The trillionaire’s net worth, which stood at $1.4 trillion as of June 16, took a hit as a sharp selloff in SpaceX shares erased nearly $1 trillion from the company’s market capitalisation in three straight sessions of declining trade, according to Forbes estimates.
SpaceX stock plunged 16% on June 22, extending its cumulative decline from its June 16 peak to more than 30%.
The company had reached a market capitalisation of nearly $3 trillion in the days following its IPO, briefly ranking it ahead of Amazon and Microsoft as the world’s fourth most valuable listed company. However, it is now valued at around $2 trillion, placing it seventh globally behind Taiwan Semiconductor Manufacturing Co.
Elon Musk owns approximately 38% of SpaceX, including 4.8 billion shares and stock options, according to Forbes, making the scale of the selloff particularly damaging to his personal fortune.
According to Forbes estimates, Monday’s drop alone wiped out more than $152 billion from Musk’s net worth.
SpaceX had surged nearly 67% above its IPO price of $135 per share, briefly touching around $225 per share in the days after listing, as investors rushed to gain exposure to Musk’s portfolio of space, satellite, and AI businesses.
Since its June 16 peak, SpaceX has shed roughly $928 billion in market value, according to Forbes calculations, in what amounts to one of the fastest destructions of paper wealth in stock market history.
Musk’s net worth, which Forbes estimated had crossed the trillion-dollar mark following the IPO, making him the first person in history to reach that threshold, has now retreated to approximately $1.1 trillion, according to Forbes.
The selloff has been driven by a combination of factors, including growing investor concern over SpaceX’s lofty post-IPO valuation. Some analysts have raised concerns about the company’s governance structure, citing Elon Musk’s outsized voting control relative to other shareholders.
Sentiment took a further hit after MSCI reportedly assigned SpaceX a CCC rating, the lowest on its seven-tier sustainability scale, citing the company’s exposure to and management of significant environmental, social, and governance risks, and its lag behind peers on those measures.
SpaceX also disclosed on Monday that it plans to issue bonds to refinance a short-term loan, choosing to raise debt rather than dilute existing shareholders through a fresh equity sale, a signal that the company’s cash needs remain significant even after raising $75 billion in its IPO.
Broader weakness in the technology sector compounded the pressure on SpaceX, with the Nasdaq 100 on track to erase more than $1 trillion in market value on Tuesday as chipmakers and large-cap technology stocks declined sharply.

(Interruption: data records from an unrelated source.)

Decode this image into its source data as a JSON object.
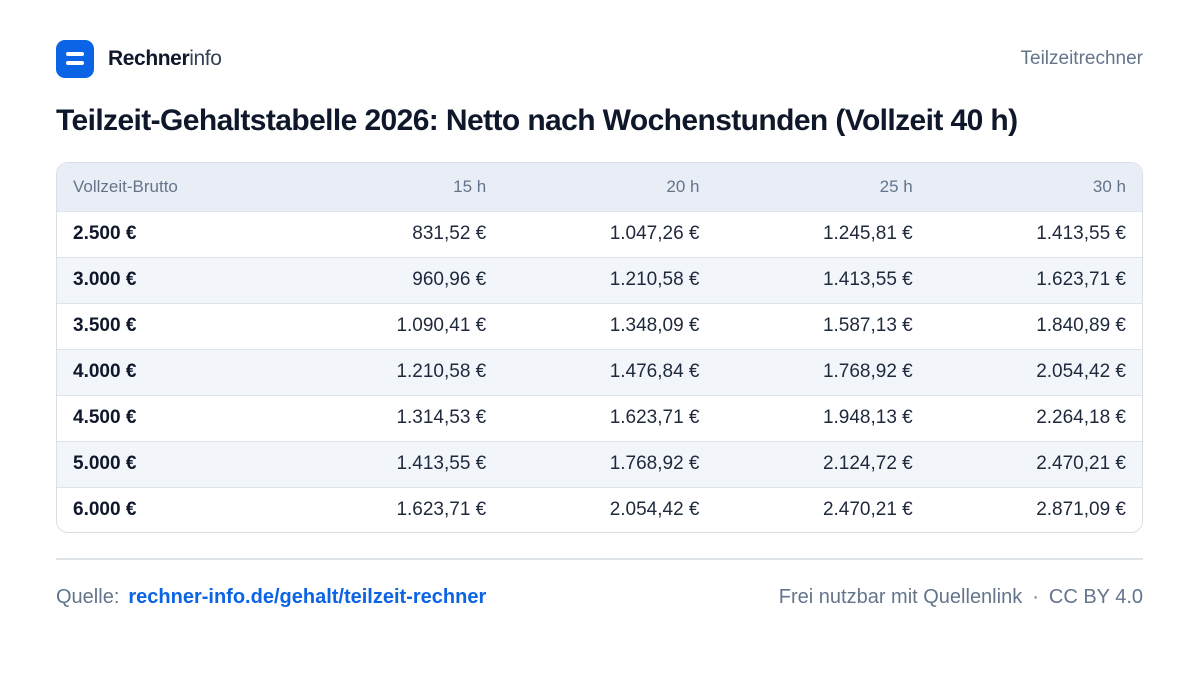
{
  "brand": {
    "name_bold": "Rechner",
    "name_light": "info"
  },
  "header": {
    "link_label": "Teilzeitrechner"
  },
  "title": "Teilzeit-Gehaltstabelle 2026: Netto nach Wochenstunden (Vollzeit 40 h)",
  "table": {
    "headers": [
      "Vollzeit-Brutto",
      "15 h",
      "20 h",
      "25 h",
      "30 h"
    ],
    "rows": [
      [
        "2.500 €",
        "831,52 €",
        "1.047,26 €",
        "1.245,81 €",
        "1.413,55 €"
      ],
      [
        "3.000 €",
        "960,96 €",
        "1.210,58 €",
        "1.413,55 €",
        "1.623,71 €"
      ],
      [
        "3.500 €",
        "1.090,41 €",
        "1.348,09 €",
        "1.587,13 €",
        "1.840,89 €"
      ],
      [
        "4.000 €",
        "1.210,58 €",
        "1.476,84 €",
        "1.768,92 €",
        "2.054,42 €"
      ],
      [
        "4.500 €",
        "1.314,53 €",
        "1.623,71 €",
        "1.948,13 €",
        "2.264,18 €"
      ],
      [
        "5.000 €",
        "1.413,55 €",
        "1.768,92 €",
        "2.124,72 €",
        "2.470,21 €"
      ],
      [
        "6.000 €",
        "1.623,71 €",
        "2.054,42 €",
        "2.470,21 €",
        "2.871,09 €"
      ]
    ]
  },
  "footer": {
    "source_label": "Quelle:",
    "source_link": "rechner-info.de/gehalt/teilzeit-rechner",
    "license_note": "Frei nutzbar mit Quellenlink",
    "separator": "·",
    "license": "CC BY 4.0"
  },
  "colors": {
    "accent": "#0b63e5",
    "text": "#0f172a",
    "muted": "#64748b",
    "header_bg": "#e9eef6",
    "stripe_bg": "#f2f6fb"
  },
  "icons": {
    "logo": "menu-bars-icon"
  }
}
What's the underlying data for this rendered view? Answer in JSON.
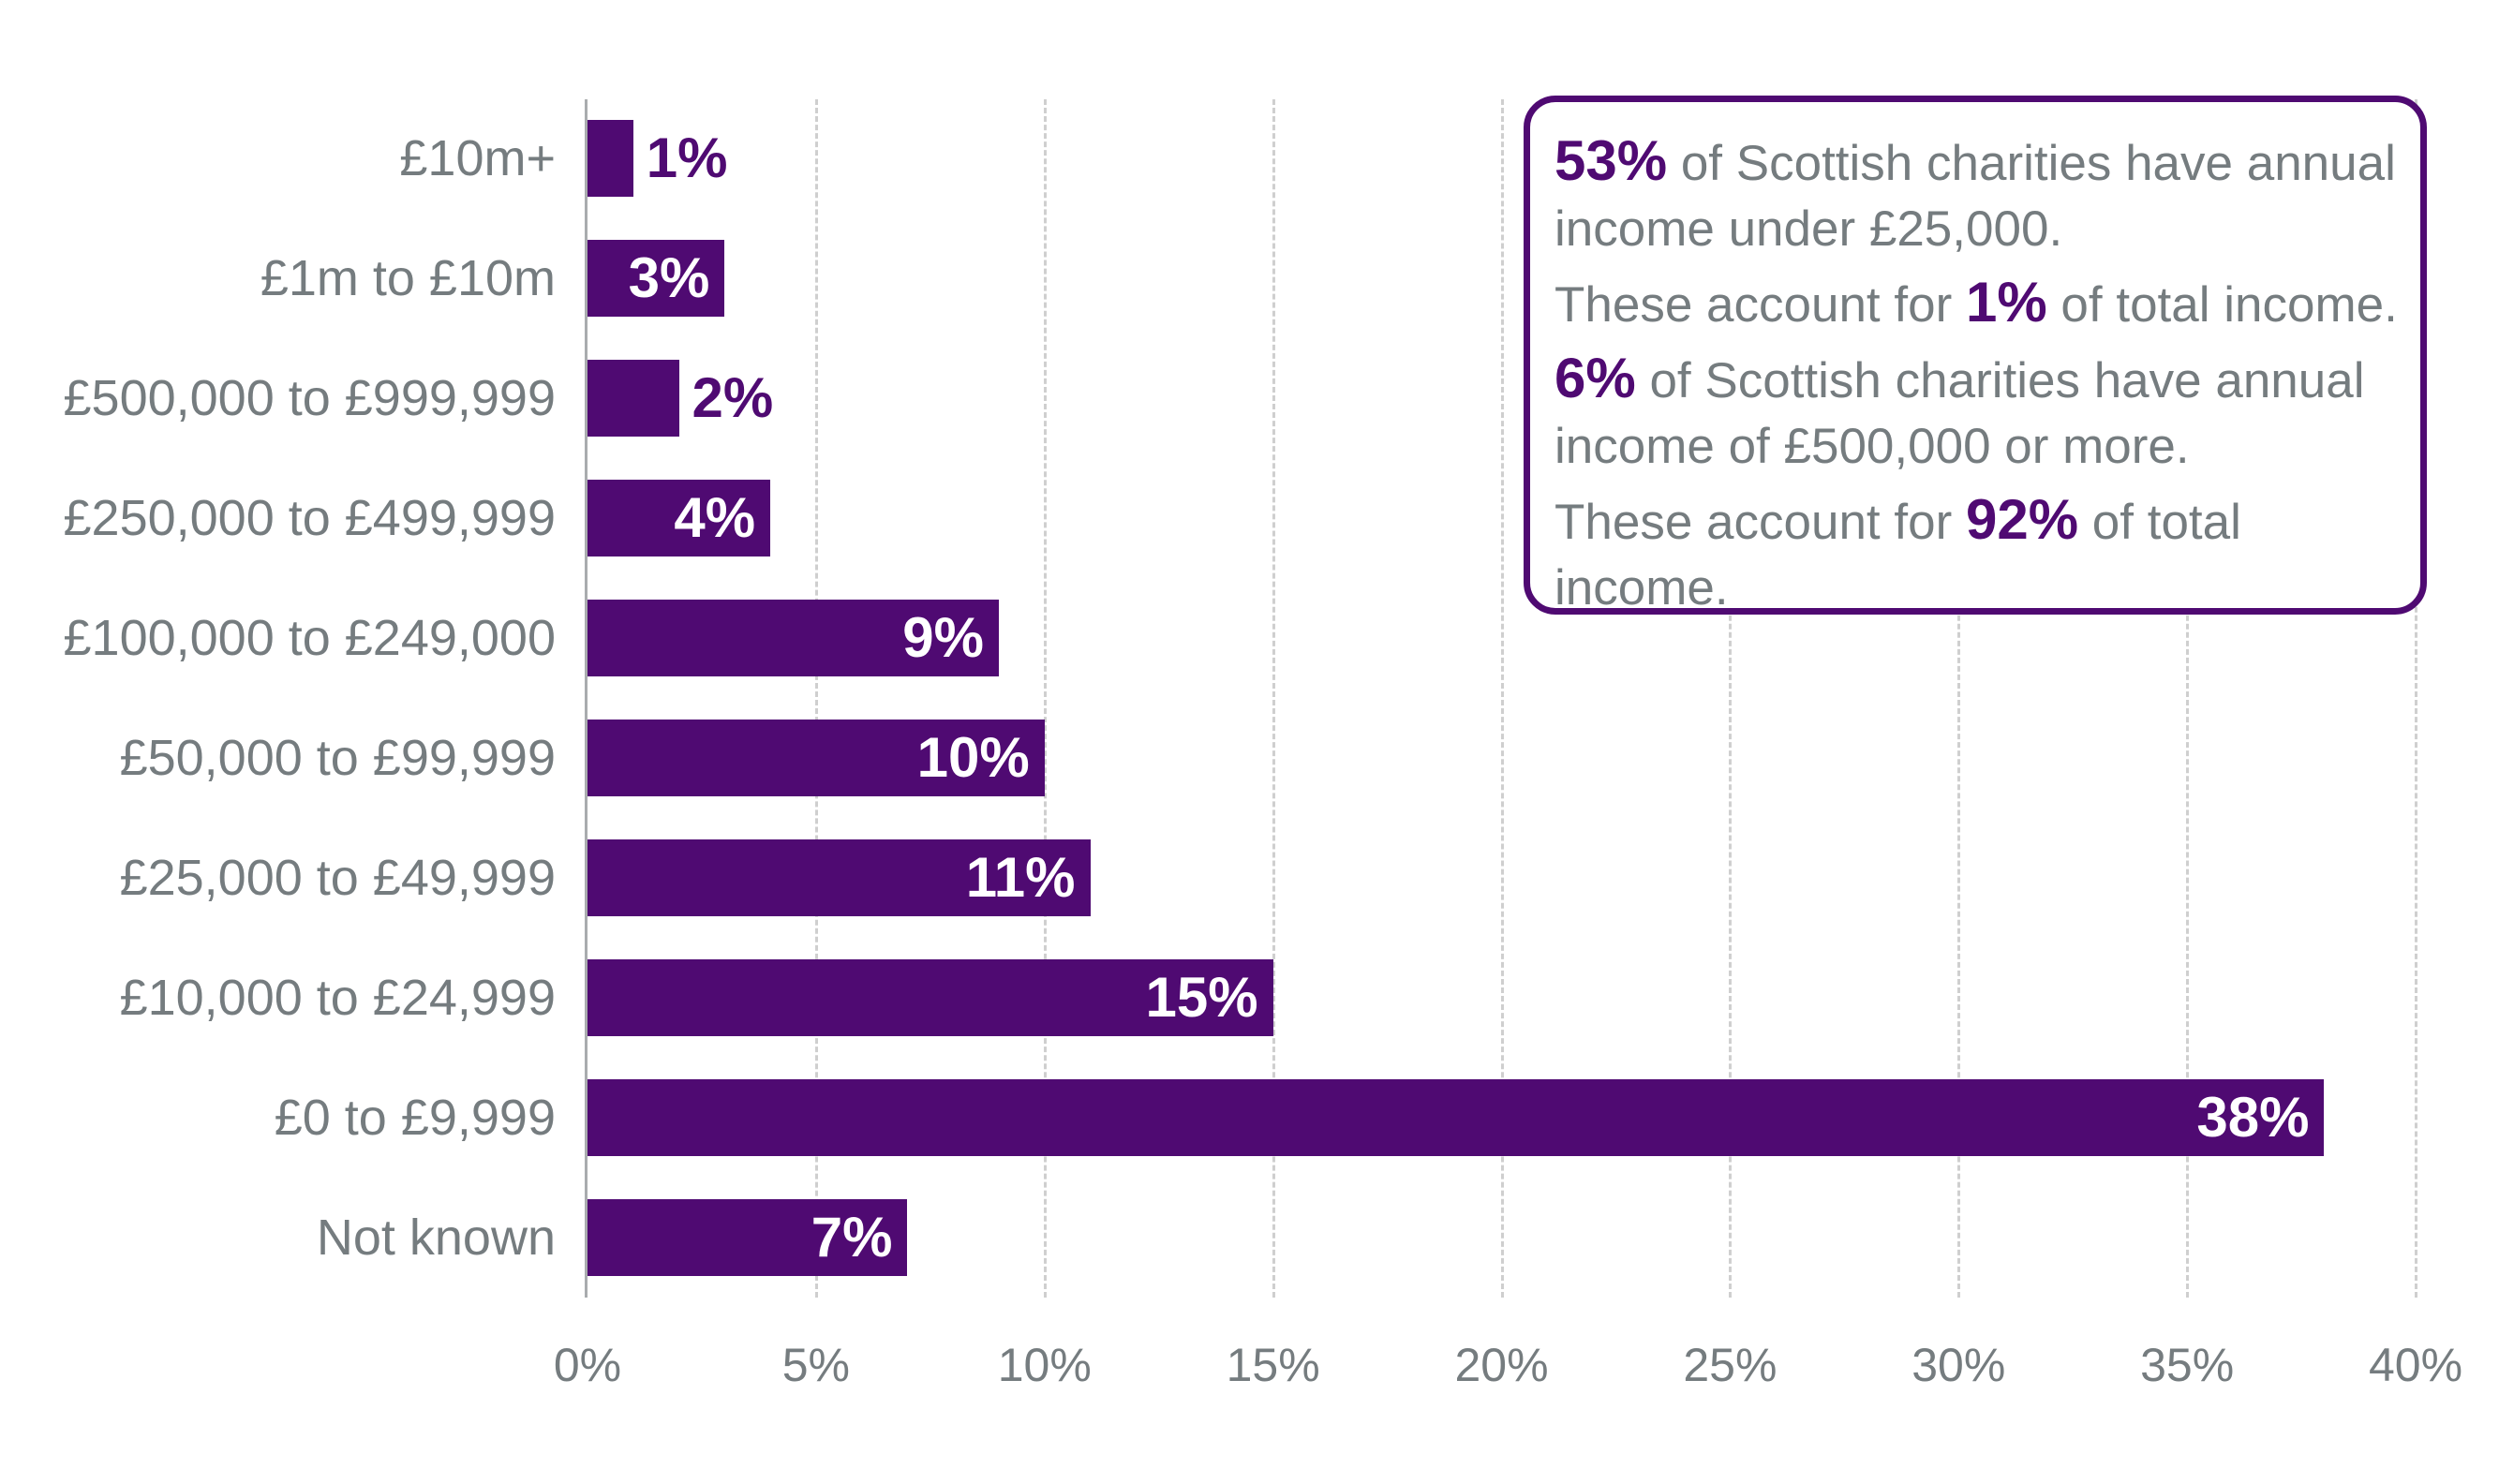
{
  "chart_data": {
    "type": "bar",
    "orientation": "horizontal",
    "title": "",
    "xlabel": "",
    "ylabel": "",
    "categories": [
      "£10m+",
      "£1m to £10m",
      "£500,000 to £999,999",
      "£250,000 to £499,999",
      "£100,000 to £249,000",
      "£50,000 to £99,999",
      "£25,000 to £49,999",
      "£10,000 to £24,999",
      "£0 to £9,999",
      "Not known"
    ],
    "values": [
      1,
      3,
      2,
      4,
      9,
      10,
      11,
      15,
      38,
      7
    ],
    "value_labels": [
      "1%",
      "3%",
      "2%",
      "4%",
      "9%",
      "10%",
      "11%",
      "15%",
      "38%",
      "7%"
    ],
    "xlim": [
      0,
      40
    ],
    "x_ticks": [
      "0%",
      "5%",
      "10%",
      "15%",
      "20%",
      "25%",
      "30%",
      "35%",
      "40%"
    ],
    "grid": "vertical dashed",
    "legend": null,
    "bar_color": "#4f0a72",
    "annotation": [
      {
        "highlight": "53%",
        "text": " of Scottish charities have annual income under £25,000."
      },
      {
        "prefix": "These account for ",
        "highlight": "1%",
        "text": " of total income."
      },
      {
        "highlight": "6%",
        "text": " of Scottish charities have annual income of £500,000 or more."
      },
      {
        "prefix": "These account for ",
        "highlight": "92%",
        "text": " of total income."
      }
    ]
  },
  "colors": {
    "bar": "#4f0a72",
    "label": "#757c7f",
    "grid": "#cfcfcf",
    "axis": "#a9acae"
  }
}
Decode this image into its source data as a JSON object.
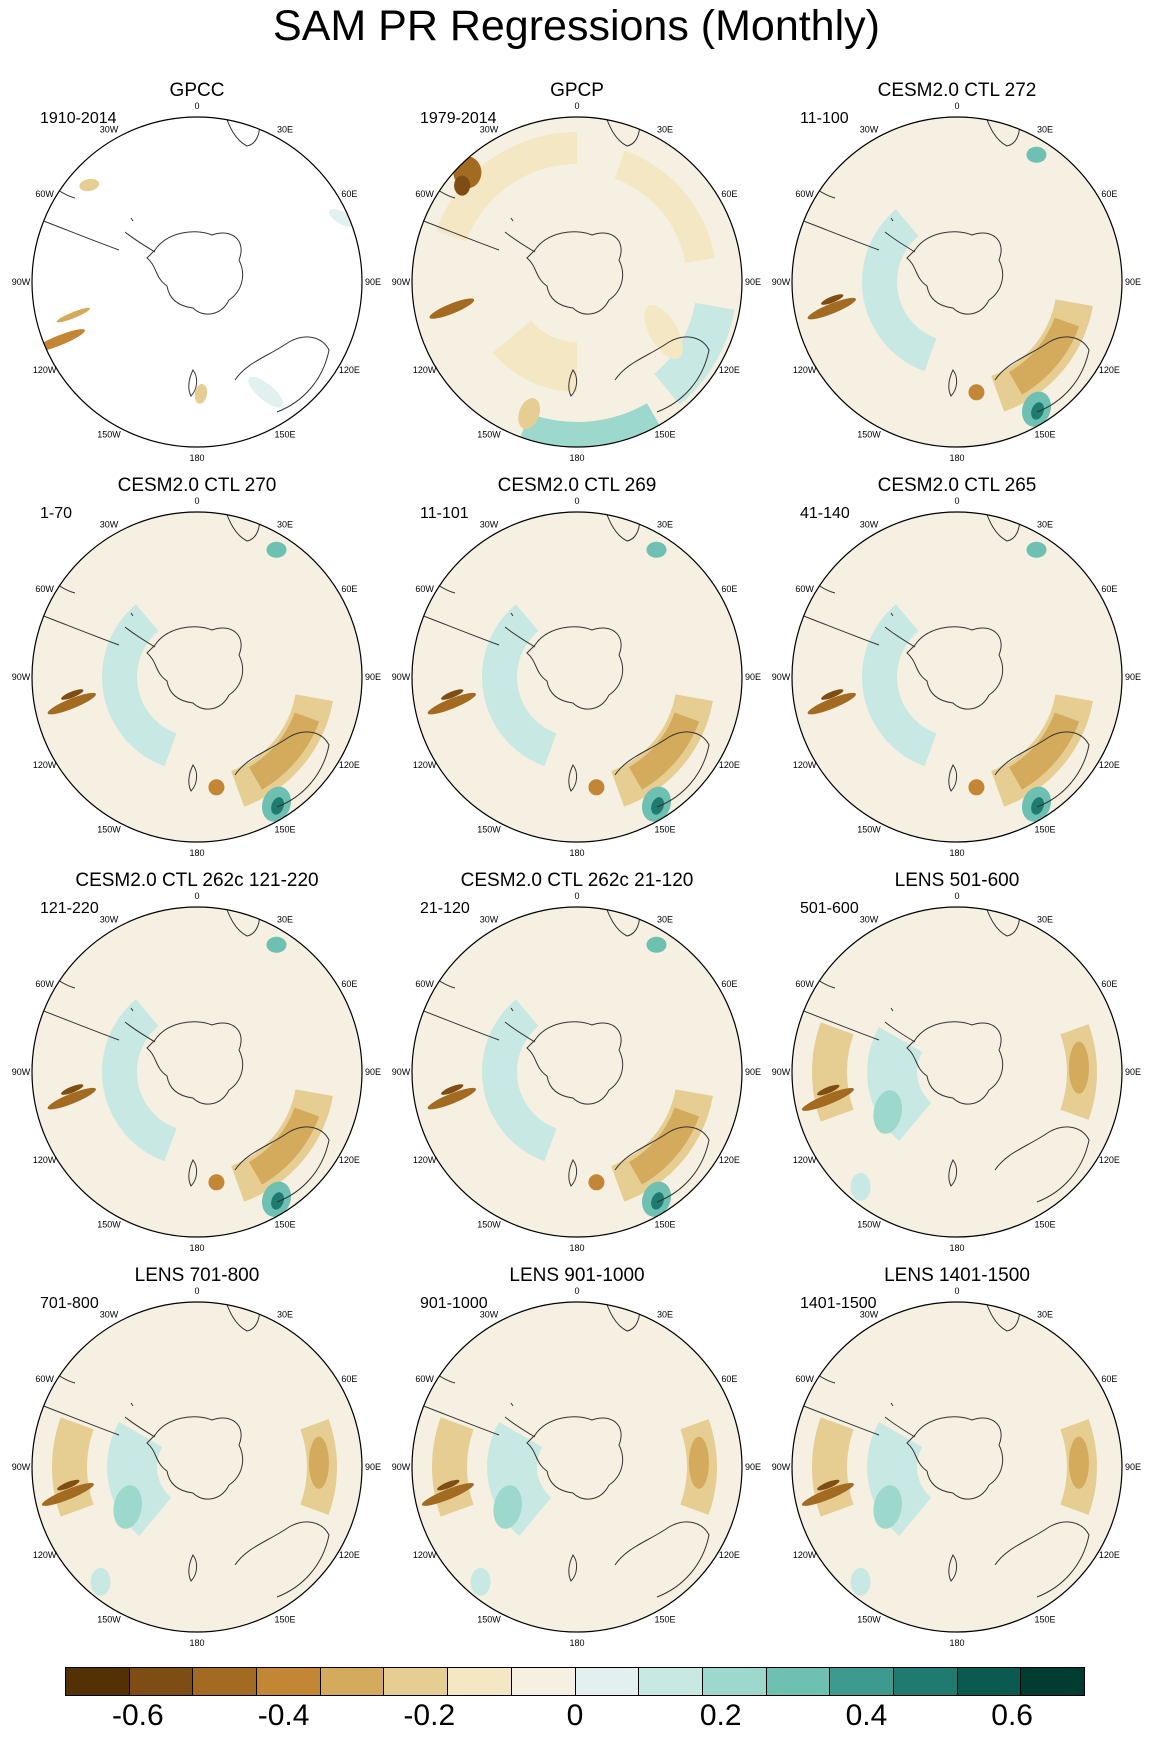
{
  "title": "SAM PR Regressions (Monthly)",
  "lon_labels": [
    "0",
    "30E",
    "60E",
    "90E",
    "120E",
    "150E",
    "180",
    "150W",
    "120W",
    "90W",
    "60W",
    "30W"
  ],
  "panels": [
    {
      "title": "GPCC",
      "period": "1910-2014",
      "pattern": "gpcc"
    },
    {
      "title": "GPCP",
      "period": "1979-2014",
      "pattern": "gpcp"
    },
    {
      "title": "CESM2.0 CTL 272",
      "period": "11-100",
      "pattern": "cesm"
    },
    {
      "title": "CESM2.0 CTL 270",
      "period": "1-70",
      "pattern": "cesm"
    },
    {
      "title": "CESM2.0 CTL 269",
      "period": "11-101",
      "pattern": "cesm"
    },
    {
      "title": "CESM2.0 CTL 265",
      "period": "41-140",
      "pattern": "cesm"
    },
    {
      "title": "CESM2.0 CTL 262c 121-220",
      "period": "121-220",
      "pattern": "cesm"
    },
    {
      "title": "CESM2.0 CTL 262c 21-120",
      "period": "21-120",
      "pattern": "cesm"
    },
    {
      "title": "LENS 501-600",
      "period": "501-600",
      "pattern": "lens"
    },
    {
      "title": "LENS 701-800",
      "period": "701-800",
      "pattern": "lens"
    },
    {
      "title": "LENS 901-1000",
      "period": "901-1000",
      "pattern": "lens"
    },
    {
      "title": "LENS 1401-1500",
      "period": "1401-1500",
      "pattern": "lens"
    }
  ],
  "colorbar": {
    "colors": [
      "#543005",
      "#7d4d13",
      "#a36a22",
      "#c28634",
      "#d4aa5c",
      "#e6cd92",
      "#f4e7c4",
      "#f5f0e1",
      "#e2f0ef",
      "#c8e9e3",
      "#9dd8cc",
      "#6ec0b3",
      "#3d9a8e",
      "#1f7a6f",
      "#0b5a50",
      "#013c31"
    ],
    "tick_labels": [
      "-0.6",
      "-0.4",
      "-0.2",
      "0",
      "0.2",
      "0.4",
      "0.6"
    ],
    "tick_values": [
      -0.6,
      -0.4,
      -0.2,
      0,
      0.2,
      0.4,
      0.6
    ],
    "range": [
      -0.7,
      0.7
    ]
  }
}
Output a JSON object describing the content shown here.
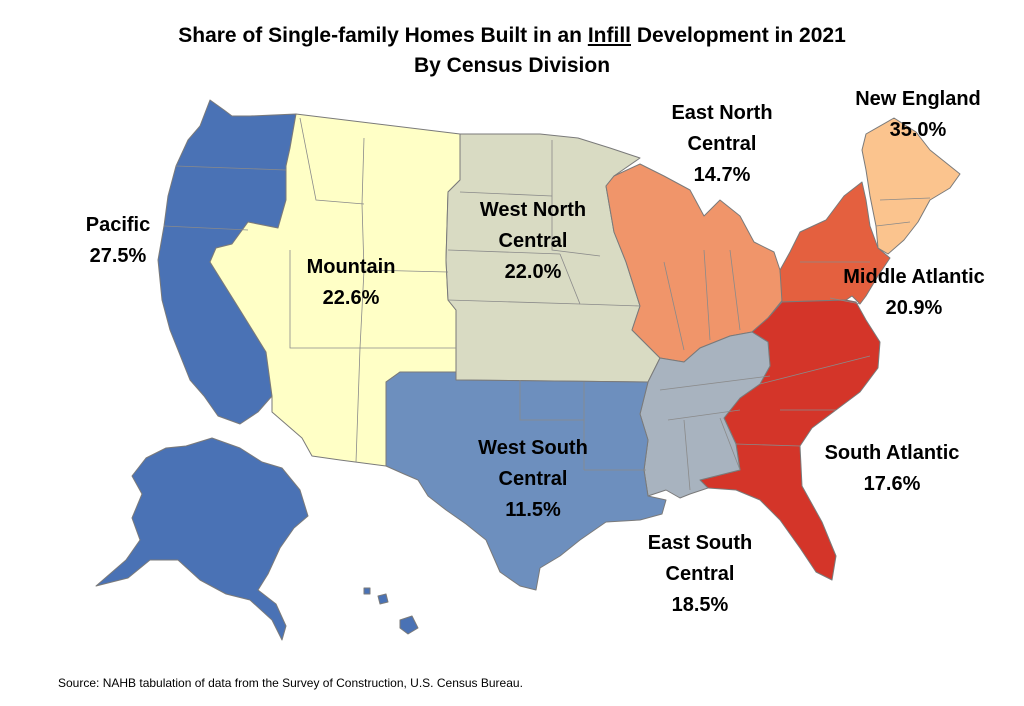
{
  "title": {
    "line1_pre": "Share of Single-family Homes Built in an ",
    "line1_underlined": "Infill",
    "line1_post": " Development in 2021",
    "line2": "By Census Division"
  },
  "divisions": {
    "pacific": {
      "name": "Pacific",
      "value": "27.5%",
      "color": "#4a72b5"
    },
    "mountain": {
      "name": "Mountain",
      "value": "22.6%",
      "color": "#ffffc6"
    },
    "west_north_central": {
      "name": "West North Central",
      "name_lines": [
        "West North",
        "Central"
      ],
      "value": "22.0%",
      "color": "#d9dbc3"
    },
    "east_north_central": {
      "name": "East North Central",
      "name_lines": [
        "East North",
        "Central"
      ],
      "value": "14.7%",
      "color": "#f0956a"
    },
    "new_england": {
      "name": "New England",
      "value": "35.0%",
      "color": "#fbc48e"
    },
    "middle_atlantic": {
      "name": "Middle Atlantic",
      "value": "20.9%",
      "color": "#e4603f"
    },
    "south_atlantic": {
      "name": "South Atlantic",
      "value": "17.6%",
      "color": "#d43529"
    },
    "east_south_central": {
      "name": "East South Central",
      "name_lines": [
        "East South",
        "Central"
      ],
      "value": "18.5%",
      "color": "#a8b3bf"
    },
    "west_south_central": {
      "name": "West South Central",
      "name_lines": [
        "West South",
        "Central"
      ],
      "value": "11.5%",
      "color": "#6d8fbe"
    }
  },
  "source": "Source: NAHB tabulation of data from the Survey of Construction, U.S. Census Bureau."
}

SpaceX shares had extended their post-IPO decline on Monday June 22, falling more than 4% in premarket trading.
The decline added to losses that have eroded much of the gains enjoyed by investors who bought the stock after its market debut, according to CNBC.
The stock was down 4.31% at 6:17 a.m. ET, CNBC reported, following declines of 5% on Wednesday and 3.6% on Thursday ahead of the Juneteenth market holiday.